„Gemeinsam mit der Ratsgruppe Pro Hamm haben wir im März 2024 den Haushalt 2024/2025 abgelehnt, nicht zuletzt vor dem Hintergrund einer rückwärtsgewandten Bildungspolitik. Wir hätten wir gerne die Chance genutzt, um den Neubau des Bildungszentrums mit der Schaffung einer Gesamtschule für den Hammer Norden zu verbinden.
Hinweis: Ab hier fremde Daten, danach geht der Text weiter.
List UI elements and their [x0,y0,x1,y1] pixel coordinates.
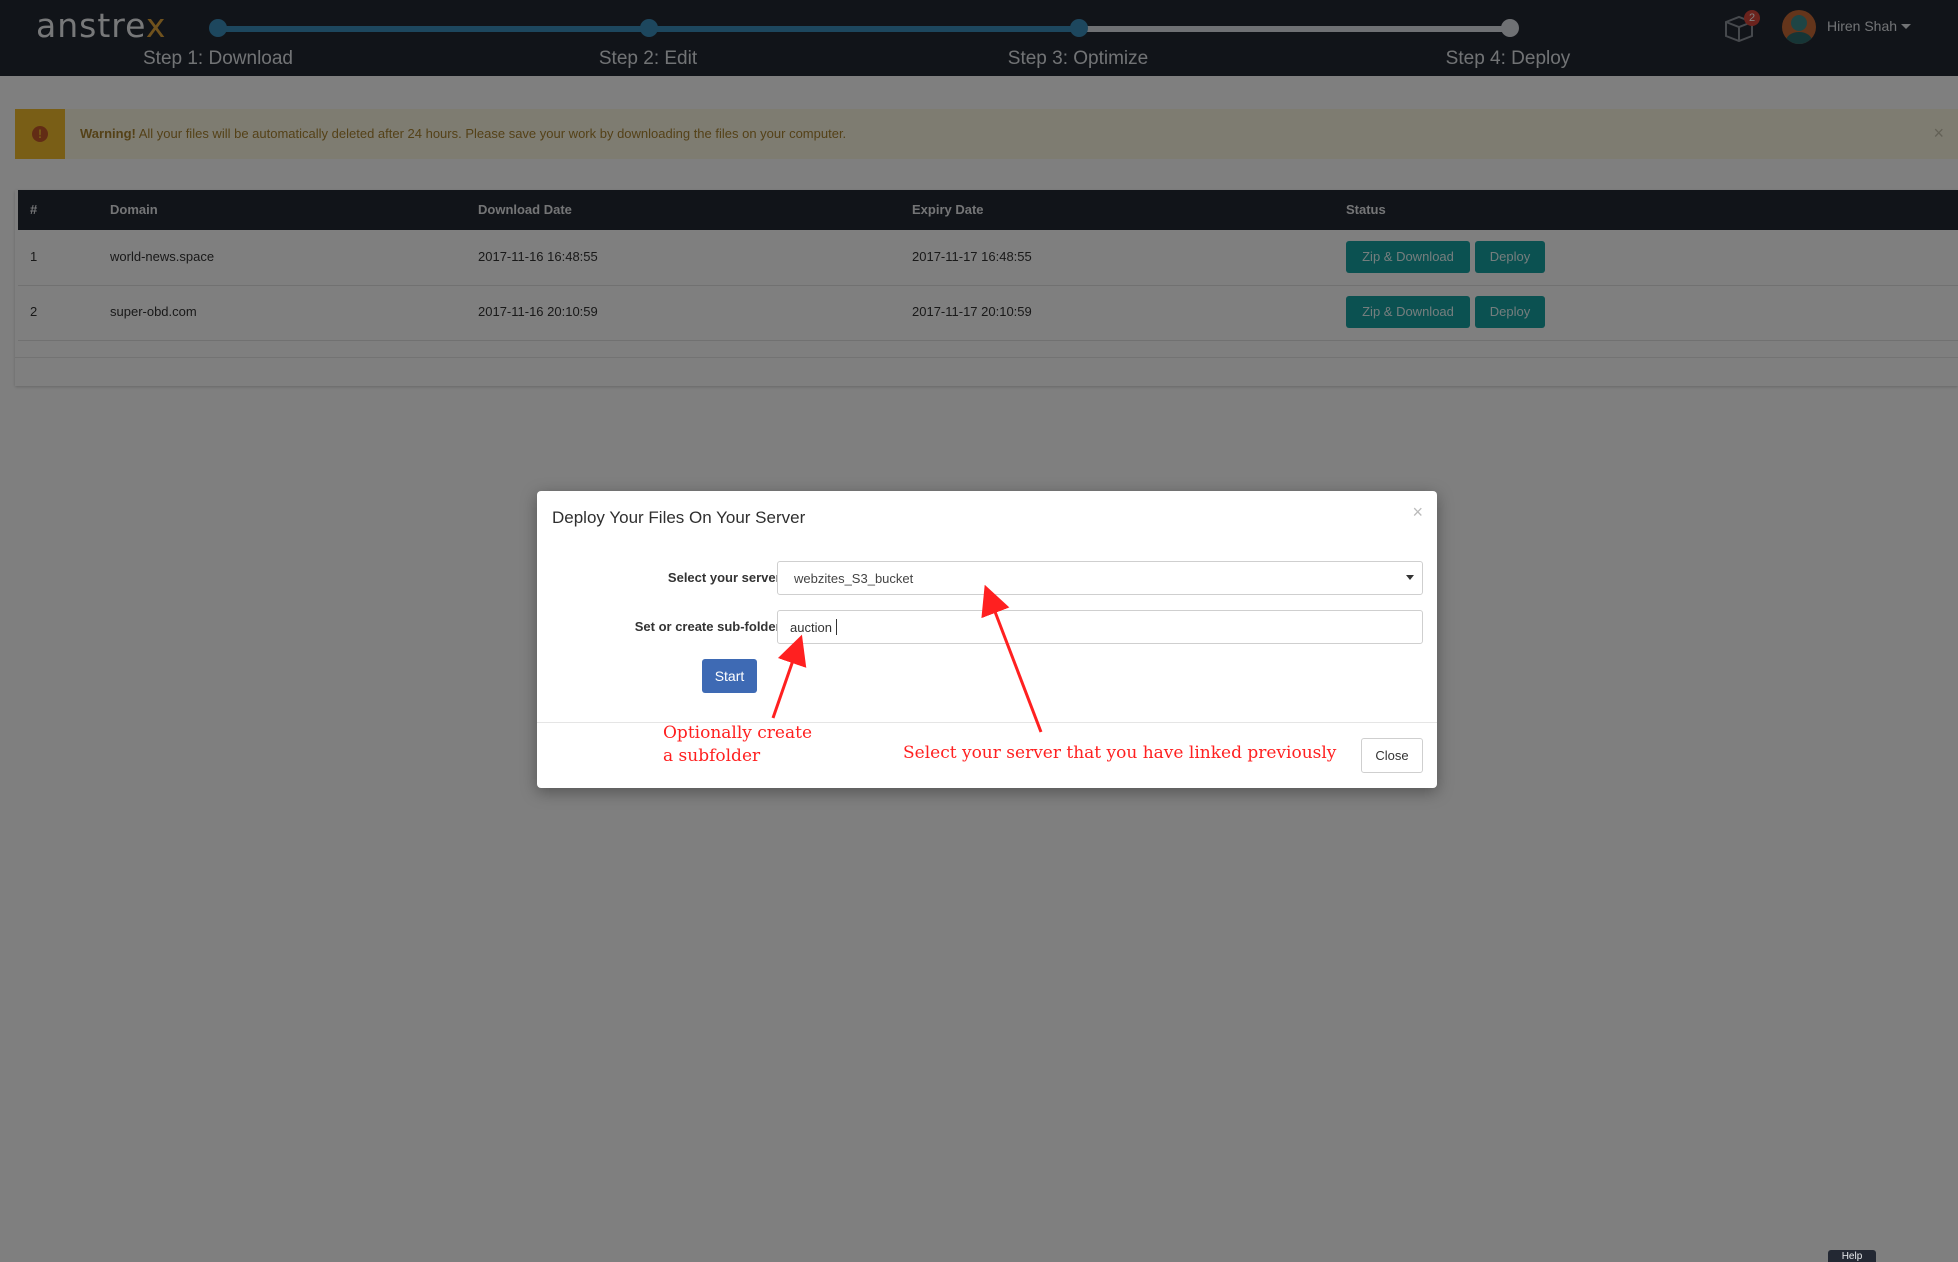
annotation-arrows [771,584,1043,733]
subfolder-annotation-line-2: a subfolder [663,746,761,766]
subfolder-annotation-line-1: Optionally create [663,723,813,743]
server-arrow [981,584,1043,733]
help-tab[interactable]: Help [1828,1250,1876,1262]
server-annotation: Select your server that you have linked … [903,743,1337,763]
subfolder-arrow [771,634,807,719]
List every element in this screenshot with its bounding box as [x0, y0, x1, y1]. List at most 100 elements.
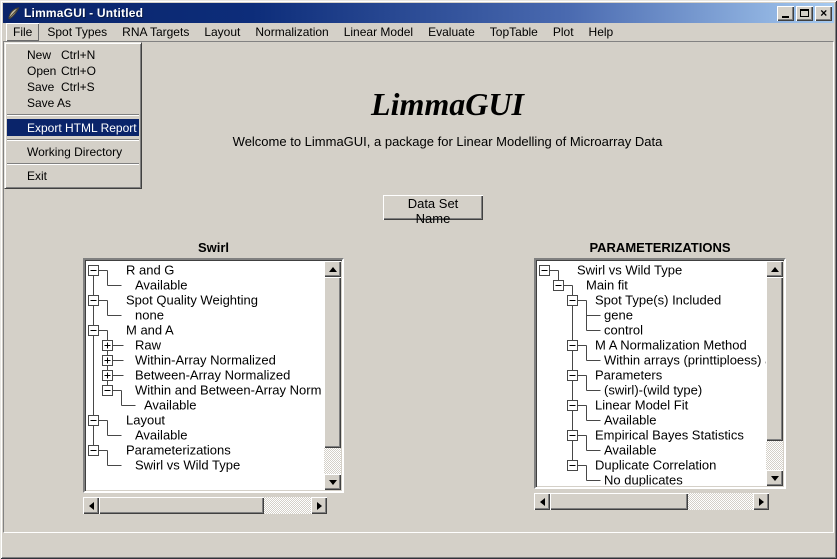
tree-node-label[interactable]: Layout	[126, 413, 165, 428]
file-menu-item-save[interactable]: SaveCtrl+S	[5, 79, 141, 95]
close-button[interactable]	[815, 6, 832, 21]
tree-node-label[interactable]: M and A	[126, 323, 174, 338]
left-vertical-scrollbar[interactable]	[324, 261, 341, 490]
left-arrow-icon	[540, 498, 545, 506]
menu-item-accelerator: Ctrl+O	[61, 64, 96, 78]
menu-plot[interactable]: Plot	[546, 23, 581, 41]
scrollbar-track[interactable]	[550, 493, 753, 510]
down-arrow-icon	[771, 476, 779, 481]
menubar: FileSpot TypesRNA TargetsLayoutNormaliza…	[3, 23, 834, 41]
menu-item-accelerator: Ctrl+N	[61, 48, 95, 62]
tree-node-label[interactable]: Swirl vs Wild Type	[577, 263, 682, 278]
tree-node-label[interactable]: Between-Array Normalized	[135, 368, 290, 383]
bottom-strip	[3, 534, 834, 556]
right-vertical-scrollbar[interactable]	[766, 261, 783, 486]
left-horizontal-scrollbar[interactable]	[83, 497, 327, 514]
tree-node-label[interactable]: Parameterizations	[126, 443, 231, 458]
scroll-down-button[interactable]	[324, 474, 341, 490]
tree-node-label[interactable]: Within and Between-Array Norm	[135, 383, 321, 398]
down-arrow-icon	[329, 480, 337, 485]
menu-spot-types[interactable]: Spot Types	[40, 23, 114, 41]
tree-node-label[interactable]: Available	[604, 443, 657, 458]
right-tree-viewport[interactable]: genecontrol Spot Type(s) Included Within a…	[537, 261, 766, 486]
menu-item-label: New	[27, 48, 61, 62]
file-menu-item-save-as[interactable]: Save As	[5, 95, 141, 111]
tree-node-label[interactable]: Spot Quality Weighting	[126, 293, 258, 308]
menu-separator	[7, 139, 139, 141]
left-arrow-icon	[89, 502, 94, 510]
app-window: LimmaGUI - Untitled FileSpot TypesRNA Ta…	[0, 0, 837, 559]
menu-help[interactable]: Help	[582, 23, 621, 41]
menu-item-label: Save As	[27, 96, 71, 110]
tree-node-label[interactable]: Available	[135, 428, 188, 443]
tree-node-label[interactable]: Linear Model Fit	[595, 398, 689, 413]
right-horizontal-scrollbar[interactable]	[534, 493, 769, 510]
minimize-icon	[782, 16, 789, 18]
scroll-up-button[interactable]	[324, 261, 341, 277]
menu-separator	[7, 163, 139, 165]
data-set-name-button[interactable]: Data Set Name	[383, 195, 483, 220]
scrollbar-thumb[interactable]	[550, 493, 688, 510]
scroll-right-button[interactable]	[753, 493, 769, 510]
tree-node-label[interactable]: Within arrays (printtiploess) a	[604, 353, 766, 368]
file-menu-item-export-html-report[interactable]: Export HTML Report	[7, 119, 139, 136]
tree-node-label[interactable]: Spot Type(s) Included	[595, 293, 721, 308]
file-menu: NewCtrl+NOpenCtrl+OSaveCtrl+SSave As Expo…	[4, 42, 142, 189]
tree-node-label[interactable]: Duplicate Correlation	[595, 458, 716, 473]
tree-node-label[interactable]: Available	[604, 413, 657, 428]
scrollbar-track[interactable]	[324, 277, 341, 474]
tree-node-label[interactable]: No duplicates	[604, 473, 683, 487]
scrollbar-track[interactable]	[99, 497, 311, 514]
tree-node-label[interactable]: M A Normalization Method	[595, 338, 747, 353]
scroll-down-button[interactable]	[766, 470, 783, 486]
menu-toptable[interactable]: TopTable	[483, 23, 545, 41]
tree-node-label[interactable]: Main fit	[586, 278, 628, 293]
scroll-up-button[interactable]	[766, 261, 783, 277]
tree-node-label[interactable]: Swirl vs Wild Type	[135, 458, 240, 473]
tree-node-label[interactable]: gene	[604, 308, 633, 323]
file-menu-item-working-directory[interactable]: Working Directory	[5, 144, 141, 160]
scrollbar-thumb[interactable]	[324, 277, 341, 448]
left-tree-canvas: AvailableR and GnoneSpot Quality Weighti…	[86, 261, 324, 490]
tree-node-label[interactable]: Available	[135, 278, 188, 293]
left-tree-panel: AvailableR and GnoneSpot Quality Weighti…	[83, 258, 344, 493]
menu-file[interactable]: File	[6, 23, 39, 41]
tree-node-label[interactable]: Raw	[135, 338, 162, 353]
right-arrow-icon	[759, 498, 764, 506]
menu-rna-targets[interactable]: RNA Targets	[115, 23, 196, 41]
menu-item-label: Export HTML Report	[27, 121, 137, 135]
tree-node-label[interactable]: control	[604, 323, 643, 338]
file-menu-item-exit[interactable]: Exit	[5, 168, 141, 184]
titlebar[interactable]: LimmaGUI - Untitled	[3, 3, 834, 23]
menu-item-label: Working Directory	[27, 145, 122, 159]
scrollbar-thumb[interactable]	[99, 497, 264, 514]
tree-node-label[interactable]: R and G	[126, 263, 174, 278]
scrollbar-thumb[interactable]	[766, 277, 783, 441]
menu-item-accelerator: Ctrl+S	[61, 80, 95, 94]
file-menu-item-open[interactable]: OpenCtrl+O	[5, 63, 141, 79]
menu-layout[interactable]: Layout	[197, 23, 247, 41]
left-tree-viewport[interactable]: AvailableR and GnoneSpot Quality Weighti…	[86, 261, 324, 490]
maximize-button[interactable]	[796, 6, 813, 21]
menu-normalization[interactable]: Normalization	[248, 23, 335, 41]
window-controls	[777, 6, 832, 21]
minimize-button[interactable]	[777, 6, 794, 21]
tree-node-label[interactable]: Available	[144, 398, 197, 413]
tree-node-label[interactable]: Empirical Bayes Statistics	[595, 428, 744, 443]
scroll-right-button[interactable]	[311, 497, 327, 514]
tree-node-label[interactable]: Within-Array Normalized	[135, 353, 276, 368]
close-icon	[820, 7, 827, 20]
scrollbar-track[interactable]	[766, 277, 783, 470]
tree-node-label[interactable]: Parameters	[595, 368, 663, 383]
menu-evaluate[interactable]: Evaluate	[421, 23, 482, 41]
right-tree-panel: genecontrol Spot Type(s) Included Within a…	[534, 258, 786, 489]
window-title: LimmaGUI - Untitled	[24, 6, 143, 20]
up-arrow-icon	[329, 267, 337, 272]
tree-node-label[interactable]: none	[135, 308, 164, 323]
scroll-left-button[interactable]	[534, 493, 550, 510]
tree-node-label[interactable]: (swirl)-(wild type)	[604, 383, 702, 398]
scroll-left-button[interactable]	[83, 497, 99, 514]
menu-linear-model[interactable]: Linear Model	[337, 23, 420, 41]
right-arrow-icon	[317, 502, 322, 510]
file-menu-item-new[interactable]: NewCtrl+N	[5, 47, 141, 63]
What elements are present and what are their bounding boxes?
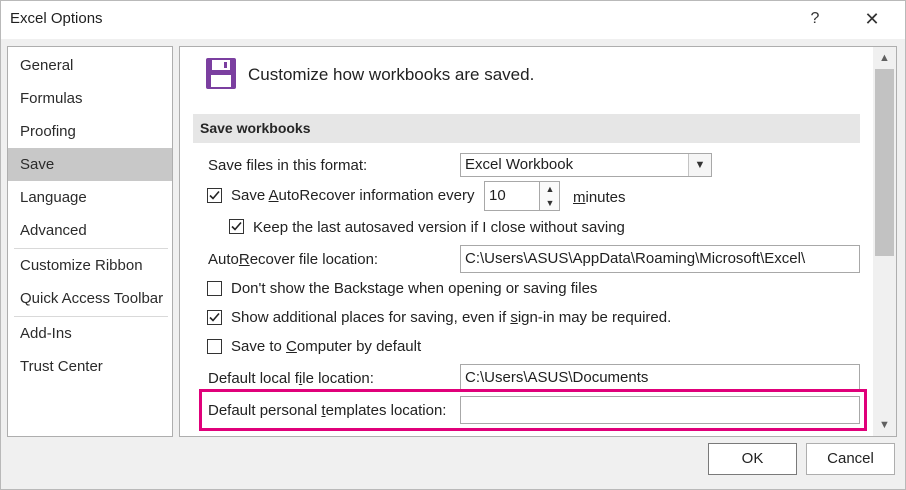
help-button[interactable]: ?: [796, 3, 834, 35]
options-sidebar: General Formulas Proofing Save Language …: [7, 46, 173, 437]
show-additional-places-label: Show additional places for saving, even …: [231, 309, 672, 326]
sidebar-item-save[interactable]: Save: [8, 148, 172, 181]
sidebar-item-proofing[interactable]: Proofing: [8, 115, 172, 148]
close-button[interactable]: ✕: [852, 3, 892, 35]
spin-down-icon[interactable]: ▼: [539, 196, 559, 210]
scroll-down-arrow-icon[interactable]: ▼: [873, 416, 896, 434]
scrollbar-thumb[interactable]: [875, 69, 894, 256]
sidebar-item-quick-access-toolbar[interactable]: Quick Access Toolbar: [8, 282, 172, 315]
floppy-disk-save-icon: [205, 57, 237, 90]
sidebar-item-advanced[interactable]: Advanced: [8, 214, 172, 247]
minutes-input[interactable]: 10: [485, 182, 543, 210]
section-title: Save workbooks: [200, 120, 311, 136]
autorecover-label: Save AutoRecover information every: [231, 187, 475, 204]
show-additional-places-checkbox[interactable]: [207, 310, 222, 325]
highlight-box: [199, 389, 867, 431]
sidebar-item-general[interactable]: General: [8, 49, 172, 82]
save-format-value: Excel Workbook: [465, 156, 574, 173]
dont-show-backstage-checkbox[interactable]: [207, 281, 222, 296]
scroll-up-arrow-icon[interactable]: ▲: [873, 49, 896, 67]
save-to-computer-checkbox[interactable]: [207, 339, 222, 354]
sidebar-item-add-ins[interactable]: Add-Ins: [8, 317, 172, 350]
panel-header: Customize how workbooks are saved.: [248, 65, 535, 84]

Wir waren und sind der Auffassung, dass in dieser Stadt Bedarf nach längerem gemeinsamem Lernen und Bildungsgerechtigkeit besteht. Leider mussten wir zur Kenntnis nehmen, dass die Verfechter des selektiven Schulsystems ihre bildungspolitische Ideologie im Rat durchgesetzt haben. Die damalige Ratsmehrheit aus SPD, Grünen und FDP, unterstützt durch CDU und AfD haben an einen antiquierten und rückwärts gewandten Bildungssystem festgehalten“, erklärt Roland Koslowski, Vorstandsmitglied des BSW Hamm.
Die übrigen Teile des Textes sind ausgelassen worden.